Hinweis: Dieser Artikel ist nur in einer Sprache verfügbar. In der Vergangenheit wurden die Jahresbücher nicht übersetzt.

Von M. Reist

Mit 2 Bildern ( 42, 43Langnau i. E. ) Das Geographische Institut der Universität Bern führte im Herbst 1951 unter der Leitung von Prof. F. Gygax eine Studienreise nach Süditalien durch. Hauptziel war das Studium der Liparen, einer Inselgruppe nördlich Sizilien, die ausschliesslich aus Vulkanen besteht. Eine Gruppe von sechs Teilnehmern, von der die nachstehenden Erlebnisse stammen, besuchte die Insel Salina. Die Insel hat eine Ausdehnung von 7 x 5,5 km und eine Einwohnerzahl von etwa 3500.

Am Morgen hat uns der Dampfer « Luigi Rizzo » vom sizilianischen Festland weggeführt und steuert nun gegen Salina zu. Die Umrisse des kleinen Eilandes sind bereits vor einer Stunde über der spiegelglatten Meeresfläche aufgetaucht. Bald werden wir in Rinella an Land gehen. Ruhig und unnahbar stehen die beiden alten zusammengeschweissten Vulkankegel über dem tintenblauen Meer. Wir stehen an der Reeling und diskutieren, welcher der beiden Berge bestiegen werden soll. Vom Schiff aus gesehen, scheint der westlich gelegene Monte dei Porri unbedingt interessanter. Unser Oberhaupt nimmt die Pfeife aus dem Mund und schreitet zur Abstimmung. Der Monte dei Porri wird einstimmig gewählt.

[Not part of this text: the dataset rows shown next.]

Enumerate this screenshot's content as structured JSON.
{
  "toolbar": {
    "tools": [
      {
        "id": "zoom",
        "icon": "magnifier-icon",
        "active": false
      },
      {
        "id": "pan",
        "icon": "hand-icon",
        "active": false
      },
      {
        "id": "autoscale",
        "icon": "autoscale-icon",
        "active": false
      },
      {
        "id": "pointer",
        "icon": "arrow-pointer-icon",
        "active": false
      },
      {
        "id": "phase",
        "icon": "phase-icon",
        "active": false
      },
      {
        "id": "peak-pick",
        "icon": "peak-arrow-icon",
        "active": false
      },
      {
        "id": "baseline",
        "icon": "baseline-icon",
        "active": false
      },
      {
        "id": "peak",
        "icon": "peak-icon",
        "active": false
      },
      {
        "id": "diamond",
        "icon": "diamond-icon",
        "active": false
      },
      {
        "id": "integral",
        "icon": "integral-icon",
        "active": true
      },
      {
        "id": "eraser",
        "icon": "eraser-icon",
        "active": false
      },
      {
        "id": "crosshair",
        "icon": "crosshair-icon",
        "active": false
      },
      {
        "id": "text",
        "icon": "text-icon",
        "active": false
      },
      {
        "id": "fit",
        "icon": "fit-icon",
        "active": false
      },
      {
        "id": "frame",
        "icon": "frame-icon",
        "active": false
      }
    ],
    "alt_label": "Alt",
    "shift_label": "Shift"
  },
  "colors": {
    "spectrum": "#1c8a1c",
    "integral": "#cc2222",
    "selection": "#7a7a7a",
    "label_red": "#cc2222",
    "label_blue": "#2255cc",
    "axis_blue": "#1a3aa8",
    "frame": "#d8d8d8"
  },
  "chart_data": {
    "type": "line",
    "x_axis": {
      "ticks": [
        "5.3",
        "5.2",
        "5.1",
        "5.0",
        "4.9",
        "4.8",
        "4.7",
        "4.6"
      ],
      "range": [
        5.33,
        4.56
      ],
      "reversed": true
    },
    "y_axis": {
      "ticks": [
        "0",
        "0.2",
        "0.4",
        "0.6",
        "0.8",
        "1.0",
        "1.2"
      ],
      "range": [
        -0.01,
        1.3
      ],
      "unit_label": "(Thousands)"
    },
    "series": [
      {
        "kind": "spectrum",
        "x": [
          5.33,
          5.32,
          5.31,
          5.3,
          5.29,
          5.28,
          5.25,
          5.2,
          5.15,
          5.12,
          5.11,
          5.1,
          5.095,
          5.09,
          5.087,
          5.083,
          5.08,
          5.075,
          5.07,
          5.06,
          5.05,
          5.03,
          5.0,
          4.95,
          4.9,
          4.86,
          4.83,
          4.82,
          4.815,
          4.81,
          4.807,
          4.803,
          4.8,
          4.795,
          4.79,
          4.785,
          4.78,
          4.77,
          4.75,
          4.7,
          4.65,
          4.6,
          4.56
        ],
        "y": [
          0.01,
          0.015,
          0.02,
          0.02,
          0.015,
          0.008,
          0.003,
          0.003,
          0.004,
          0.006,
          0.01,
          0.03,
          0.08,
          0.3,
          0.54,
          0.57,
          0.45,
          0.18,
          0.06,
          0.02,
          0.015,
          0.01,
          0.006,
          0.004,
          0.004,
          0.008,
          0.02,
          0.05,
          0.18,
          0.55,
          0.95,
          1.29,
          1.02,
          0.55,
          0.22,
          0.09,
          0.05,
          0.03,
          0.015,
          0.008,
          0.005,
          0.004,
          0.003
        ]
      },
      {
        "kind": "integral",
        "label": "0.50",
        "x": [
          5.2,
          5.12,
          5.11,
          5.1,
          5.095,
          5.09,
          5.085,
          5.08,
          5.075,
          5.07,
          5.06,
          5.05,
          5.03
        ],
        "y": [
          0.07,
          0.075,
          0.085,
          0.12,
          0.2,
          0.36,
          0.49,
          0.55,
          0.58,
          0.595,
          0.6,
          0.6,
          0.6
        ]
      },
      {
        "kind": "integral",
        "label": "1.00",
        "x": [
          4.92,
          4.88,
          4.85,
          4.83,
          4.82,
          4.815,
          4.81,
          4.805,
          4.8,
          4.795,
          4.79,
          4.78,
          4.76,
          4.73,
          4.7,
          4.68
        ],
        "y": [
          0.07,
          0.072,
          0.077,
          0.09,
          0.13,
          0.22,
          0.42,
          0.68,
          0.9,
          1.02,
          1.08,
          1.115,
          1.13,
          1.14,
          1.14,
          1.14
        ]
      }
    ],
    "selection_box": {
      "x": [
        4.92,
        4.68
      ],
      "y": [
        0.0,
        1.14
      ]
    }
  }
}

Unter schrecklichen Hornstössen gleitet der « Luigi Rizzo » an seinen Ankerplatz. Die nußschalenähnlichen Boote der Inselbewohner bringen uns endgültig an Land. Dort steht schon der Gemeindepräsident mit sämtlichen Neugierigen des Dorfes. Das Kreuzverhör ergibt, dass sich unter den gelandeten Subjekten kein Feind der Insel befindet, und so schicken wir uns denn, nach einem salzigen Bade, zum Aufstieg nach Valdichiesa an. Unerbittliche Hitze liegt über den trockenen Olivenhainen. Das gelbrote Strässchen und die vielen Steinmäuerchen strahlen zurück, das Ganze wirkt wie ein Backofen. Nach 4 Uhr nachmittags, wie wir das Dörfchen Valdichiesa ( 300 m ) erreicht haben, wird es merklich kühler. Auf der Suche nach einem Zeltplatz bringt einer plötzlich eine verlockende Idee: Er möchte die kühlere Tageszeit ausnützen und den Monte dei Porri bereits heute abend besteigen. Die Höhendifferenz beträgt noch 550 m, und bis zur Dämmerung bleiben uns noch etwa zweieinhalb Stunden. Mit vier zu zwei Stimmen entscheiden wir uns für dieses Projekt. Dieser und jener sieht wohl schon im Geiste das Zeltlager und ein gemütliches Feuer im Gipfelkrater des Porri.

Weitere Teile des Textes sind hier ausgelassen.